Here, as LeBron brings the ball over half-court there is some confusion about who exactly is supposed to be picking him up. In the photo you can see three different players pointing at LeBron, emphatically implying to their teammates that someone else should be stepping up to impede his progress.
Surprise . . . no one does. LeBron simply takes two more dribbles, freezing Luol Deng, and kicks it out to Ray Allen in the left corner for the wide open look.
On this possession Allen has beaten Mike Dunleavy off the dribble and collapsed the defense. This happens from time to time, but the Bulls defense has been fantastic at accommodating these sorts of breakdowns over the past few years with crisp rotations on the back line. In the image below you can see that the first two rotations happened as they should. Nazr Mohammed has rotated over to challenge Allen’s drive and Kirk Hinrich has dropped off of Norris Cole in the corner to put a body on Mohammed’s man. The problem is that both Jimmy Butler and Taj Gibson are standing and watching. Neither has tried to put themselves in the passing lane or rotate out to cover for Hinrich.
You can barely see Cole, hidden by the score, but not only is he wide open, the four closest defenders all have their backs to him. The Bulls defense started to flex and reform around Allen’s penetration, they just didn’t quite finish the job.
Here Allen has again beaten Dunleavy off the dribble and you can see the incredibly difficult situation the Heat’s offensive versatility has put the Bulls in. Gibson has rotated down onto Allen, leaving Battier open in the corner. This is ultimately where the ball goes. But if he doesn’t make that rotation their is a cavalcade of bad options lurking on the other side. If he stays with Battier then Allen becomes Mohammed’s responsibility, leaving Chris Anderson open for a cut to the rim. If Rose rotates onto Anderson, then Cole is wide open at the three-point line. If Hinrich slides out onto Cole, then Wade is alone on the baseline.
Once that first defender is so thoroughly removed from the play there’s almost no way to prevent the Heat from finding a good shot. There’s just not a good decision to be made.
This one is another example of beautiful execution by the Heat stretching the Bulls defense beyond repair. Udonis Haslem is diving to the basket but Boozer is also occupied by helping rookie Tony Snell with LeBron. Rose is drifting through the lane but he’s really responsible for Chalmers who is sliding back to the corner. That means Joakim Noah is going to have to rotate over to take Haslem.
As Noah rotates into the lane, Chris Bosh moves out to the top of the key and Hinrich (after stepping in on Haslem) has to leave Allen to cover Bosh.

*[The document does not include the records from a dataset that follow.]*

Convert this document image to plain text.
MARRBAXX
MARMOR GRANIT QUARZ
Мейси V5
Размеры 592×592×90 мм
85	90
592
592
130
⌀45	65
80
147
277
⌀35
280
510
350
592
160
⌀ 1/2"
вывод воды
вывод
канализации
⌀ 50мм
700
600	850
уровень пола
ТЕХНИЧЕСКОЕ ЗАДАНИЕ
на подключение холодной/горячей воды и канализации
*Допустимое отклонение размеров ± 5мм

This ultimately leaves Rose responsible for both Allen and Chalmers on the wing. They see this and take advantage, Chalmers pulling him out higher to receive the pass as Allen fades back into the corner and prepares to shoot.
Ironically, Hinrich is the only Bulls player who sees what’s about to happen.
Here the Heat swing the ball to Allen on the wing and a brief moment of confusion between Rose and Hinrich about who is responsible for which Heat shooter leads to an open three.
On this last possession a simple push off a made basket catches the Bulls defense before it is set.
Going through these six possessions we see a healthy mix of problems. Things like miscommunication and a lack of focus are understandable (if not forgivable) in the first game of the season and can be fixed in quick order. But several of those possessions show how the Heat’s masterful spacing and execution can turn a simple perimeter breakdown into an extended flowchart of impossible decisions. The Bulls can play better defense, but even the best defense can’t take away everything.